WatchCUB is designed to operate in muti-datacenter environment (like ours), where each data-center is independent from the others. Of course it can be sized to operate in a single data-center with an option for remote monitoring.
In order to minimize the traffic and increase the reliability of the monitoring, we recommend the following deployment principles:
- Install WatchCUB on one machine inside each data-center (preferable without any other services).
- Monitor in deep details all the local services, all virtual hosts, etc.
- Monitor on icmp/port level all remote (in other data-centers) services.
- Collect all the data (using mysql replication) in one data-center (where the NOC is) for visualization purposes.
- Define ticket escalation rules based on alarm from more than one data-center (to avoid false alarms)
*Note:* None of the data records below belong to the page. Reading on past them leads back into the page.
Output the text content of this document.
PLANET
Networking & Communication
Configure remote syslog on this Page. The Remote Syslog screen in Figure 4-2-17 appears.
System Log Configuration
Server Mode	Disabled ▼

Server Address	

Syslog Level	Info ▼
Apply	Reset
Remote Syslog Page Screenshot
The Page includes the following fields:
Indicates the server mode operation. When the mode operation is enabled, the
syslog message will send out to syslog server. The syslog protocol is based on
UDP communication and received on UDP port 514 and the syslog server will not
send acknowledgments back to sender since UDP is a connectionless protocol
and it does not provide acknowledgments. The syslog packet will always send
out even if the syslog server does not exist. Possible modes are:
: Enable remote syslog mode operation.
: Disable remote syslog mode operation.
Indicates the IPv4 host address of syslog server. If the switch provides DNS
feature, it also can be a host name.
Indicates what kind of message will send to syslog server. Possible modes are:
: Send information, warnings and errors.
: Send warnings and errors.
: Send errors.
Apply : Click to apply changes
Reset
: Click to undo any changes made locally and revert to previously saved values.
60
This way you can can achieve higher number of tests, lower test timeouts, and good localization of the problem. All local tests can be performed with very tight timeouts, giving quick alarm when some machine/service is dead. The combination of local and remote monitoring is giving more precise diagnostic of the problems and help localize them quickly. When the remote tests are mainly designed to check the bandwidth and port availability, the local test can run real performance benchmark on any complex n-tire architecture, starting from routers, load-balancers, web, application, db servers, etc. With a wise configuration, WatchCUB will detect evolving problems and and their root causes before they impact the end-users. Also you will be notified within a minute for potential bottle-necks or traffic jams, even before thay become a real problem. The flexible threshold and collecting and service availability from several data-centers allow you to filter false alarms due to sensor failure of temporary anomaly.
In a big data-center environment where you have to perform more than 10K tests per minute, the WatchCUB can be easily deployed on several computers sharing common DB. You just have to split the config file, and make sure each WatchCUB machine is monitored by the other.
The WatchCUB configuration (usually in /etc/watchcub) is split into the following files allowing easy distribution around the servers and version control (VSS).
- wc.conf - the main config file (just include of plugins, tests, public and datacenter one).
- plugins.conf - the list of default plugins and default params for them. usually there is no changes requred in this file, unless there are changes in the plugin settings or you need to quaranteen some plugin due to malfunction. This file should be the same on all servers.
- tests.conf - the list of template tests, with most appropriate settings. This file should be the same on all servers.
- public.conf - include all icmp/port tests for the public access points of all datacenters. this file can be the same in all datacenters.
- <datacenter>.conf - define the list of machines inside the <datacenter> and the services that has to be performed on each one of them.
- <project>.conf - if some project has a complex (like chain reaction) test, this file can contain the configuration for it. Once include inside different <machine> tags, this test will be executed agains different host name (for the current datacenter). this will provide an easy way to keep one and same test on stage and official server.